И разъехались ho берегу рыцари, выкрикивая обидные слова венгерским воинам. Когда гнев тех дошел до крайности, к берегу подъехала группа трубачей с барабанщиками, в центре которой ехал король Пршемысл. Трубачи и молоденькие барабанщики стали выкликать имя Белы, повелителя бессчетных воинов. Бела, не колеблясь, подогнал коня к самой воде. Он бледен, борода и усы его встопорщены от ярости.
— Слушаю тебя!
— Король! — кричит ему Пршемысл. — Я обращаюсь не к рабам твоим и не к слуге хана Берекая, который — язычник, лжец и собака; мои слова — к тебе, рыцарственный король!
Бог даст одному из нас победу, другого загонит в даль великую, туда, где горе, и пустота, и смерть. Войско у тебя большое — а есть ли отвага? Позволь нам мирно перейти через реку. Отойди со своими людьми на двадцать крат, двадцать полетов стрелы, и на третий день в шестом часу сойдемся в битве.
А коли опасаешься, что я стану ногой на твоей земле, — иди сюда сам, и мое войско отойдет на двадцать крат, двадцать выстрелов.
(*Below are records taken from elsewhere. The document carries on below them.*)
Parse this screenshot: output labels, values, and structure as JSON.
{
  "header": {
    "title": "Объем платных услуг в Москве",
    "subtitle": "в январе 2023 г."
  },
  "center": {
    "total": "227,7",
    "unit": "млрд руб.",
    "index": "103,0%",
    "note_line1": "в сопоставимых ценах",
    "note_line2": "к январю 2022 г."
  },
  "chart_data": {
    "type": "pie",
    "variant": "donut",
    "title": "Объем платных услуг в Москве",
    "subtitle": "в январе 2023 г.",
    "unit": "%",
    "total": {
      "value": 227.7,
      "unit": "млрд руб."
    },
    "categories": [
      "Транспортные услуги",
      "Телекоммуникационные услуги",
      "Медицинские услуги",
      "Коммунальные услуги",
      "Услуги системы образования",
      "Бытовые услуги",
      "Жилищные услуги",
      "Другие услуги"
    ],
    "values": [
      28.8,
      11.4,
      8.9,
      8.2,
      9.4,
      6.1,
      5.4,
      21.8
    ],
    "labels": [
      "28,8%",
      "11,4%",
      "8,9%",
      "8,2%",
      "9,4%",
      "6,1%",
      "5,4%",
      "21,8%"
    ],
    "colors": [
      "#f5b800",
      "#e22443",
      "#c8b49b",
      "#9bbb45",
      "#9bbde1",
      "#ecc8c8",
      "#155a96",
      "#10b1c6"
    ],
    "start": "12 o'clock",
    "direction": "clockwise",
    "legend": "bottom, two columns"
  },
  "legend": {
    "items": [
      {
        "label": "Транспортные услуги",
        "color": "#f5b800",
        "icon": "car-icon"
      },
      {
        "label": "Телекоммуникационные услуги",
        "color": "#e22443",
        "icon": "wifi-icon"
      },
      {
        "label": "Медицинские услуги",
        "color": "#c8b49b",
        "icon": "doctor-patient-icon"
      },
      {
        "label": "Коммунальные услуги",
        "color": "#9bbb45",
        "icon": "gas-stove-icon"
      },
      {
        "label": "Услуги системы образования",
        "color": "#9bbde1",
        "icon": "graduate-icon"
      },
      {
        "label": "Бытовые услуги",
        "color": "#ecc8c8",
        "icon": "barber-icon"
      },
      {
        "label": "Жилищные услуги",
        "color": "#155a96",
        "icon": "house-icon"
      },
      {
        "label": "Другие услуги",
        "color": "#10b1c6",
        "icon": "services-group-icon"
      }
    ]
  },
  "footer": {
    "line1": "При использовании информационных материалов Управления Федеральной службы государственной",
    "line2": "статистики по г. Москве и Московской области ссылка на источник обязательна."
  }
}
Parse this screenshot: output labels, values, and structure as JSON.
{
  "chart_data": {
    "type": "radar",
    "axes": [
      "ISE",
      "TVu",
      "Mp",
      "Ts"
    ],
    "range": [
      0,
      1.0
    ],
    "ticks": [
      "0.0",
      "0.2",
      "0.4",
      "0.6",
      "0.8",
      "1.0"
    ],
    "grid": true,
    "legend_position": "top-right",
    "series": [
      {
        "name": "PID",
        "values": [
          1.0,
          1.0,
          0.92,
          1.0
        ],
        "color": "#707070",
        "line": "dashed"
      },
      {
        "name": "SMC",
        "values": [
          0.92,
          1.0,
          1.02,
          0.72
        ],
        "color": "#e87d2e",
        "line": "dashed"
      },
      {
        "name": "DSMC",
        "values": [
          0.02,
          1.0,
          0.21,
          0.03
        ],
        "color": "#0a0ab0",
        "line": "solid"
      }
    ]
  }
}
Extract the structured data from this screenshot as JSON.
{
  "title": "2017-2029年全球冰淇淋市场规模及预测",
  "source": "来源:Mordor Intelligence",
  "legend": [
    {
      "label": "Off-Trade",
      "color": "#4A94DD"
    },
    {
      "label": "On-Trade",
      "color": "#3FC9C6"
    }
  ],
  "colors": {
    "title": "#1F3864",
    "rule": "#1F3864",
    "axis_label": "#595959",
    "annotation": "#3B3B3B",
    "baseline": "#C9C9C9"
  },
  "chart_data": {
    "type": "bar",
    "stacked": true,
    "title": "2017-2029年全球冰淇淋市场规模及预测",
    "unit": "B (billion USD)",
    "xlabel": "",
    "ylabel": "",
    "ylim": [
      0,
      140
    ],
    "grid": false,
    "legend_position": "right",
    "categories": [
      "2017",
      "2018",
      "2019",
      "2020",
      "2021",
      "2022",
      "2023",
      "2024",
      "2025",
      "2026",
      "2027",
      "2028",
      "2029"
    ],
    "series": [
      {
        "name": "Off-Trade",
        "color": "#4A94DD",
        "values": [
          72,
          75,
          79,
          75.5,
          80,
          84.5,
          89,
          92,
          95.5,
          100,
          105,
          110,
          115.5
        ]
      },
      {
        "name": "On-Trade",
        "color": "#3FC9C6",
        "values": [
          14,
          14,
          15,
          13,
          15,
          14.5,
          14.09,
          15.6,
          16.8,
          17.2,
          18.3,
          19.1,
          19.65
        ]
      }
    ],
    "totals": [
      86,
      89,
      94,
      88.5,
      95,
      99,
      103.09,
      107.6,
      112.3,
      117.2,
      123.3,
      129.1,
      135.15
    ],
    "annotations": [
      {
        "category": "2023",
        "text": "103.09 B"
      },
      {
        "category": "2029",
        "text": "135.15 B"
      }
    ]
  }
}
— Никто не назовет меня робким королем! Чтоб мне не вернуться в свою страну, чтоб умереть мне позорной смертью и никогда не носить короны, коли не отыщу тебя в твоем теплом гнездышке! Хочешь битвы? Ах, несчастный король! Вижу за тобой только кучку людишек, за мной же — необозримое войско! Ступай, отходи на свои двадцать раз по двадцать выстрелов и послезавтра в шесть часов приготовься к гибели!
И заколыхались прапорцы, затрубили трубы — отступает чешское войско. Пршемысл приказал воинам мирно отдыхать. Разрешил им разойтись по укрытиям, сам же с рыцарями оттянулся к избранному месту у деревни Кессенбрун.
А конные куманы, татары и венгры переходят через реку Мораву. Лошади высоко поднимают головы, всадники — руки с оружием. В воду! Глубже, глубже! Вперед! Лица горят жаждой боя, гнев обуревает людей, самые нетерпеливые шпорят коней и бьют мечами по вспененной воде.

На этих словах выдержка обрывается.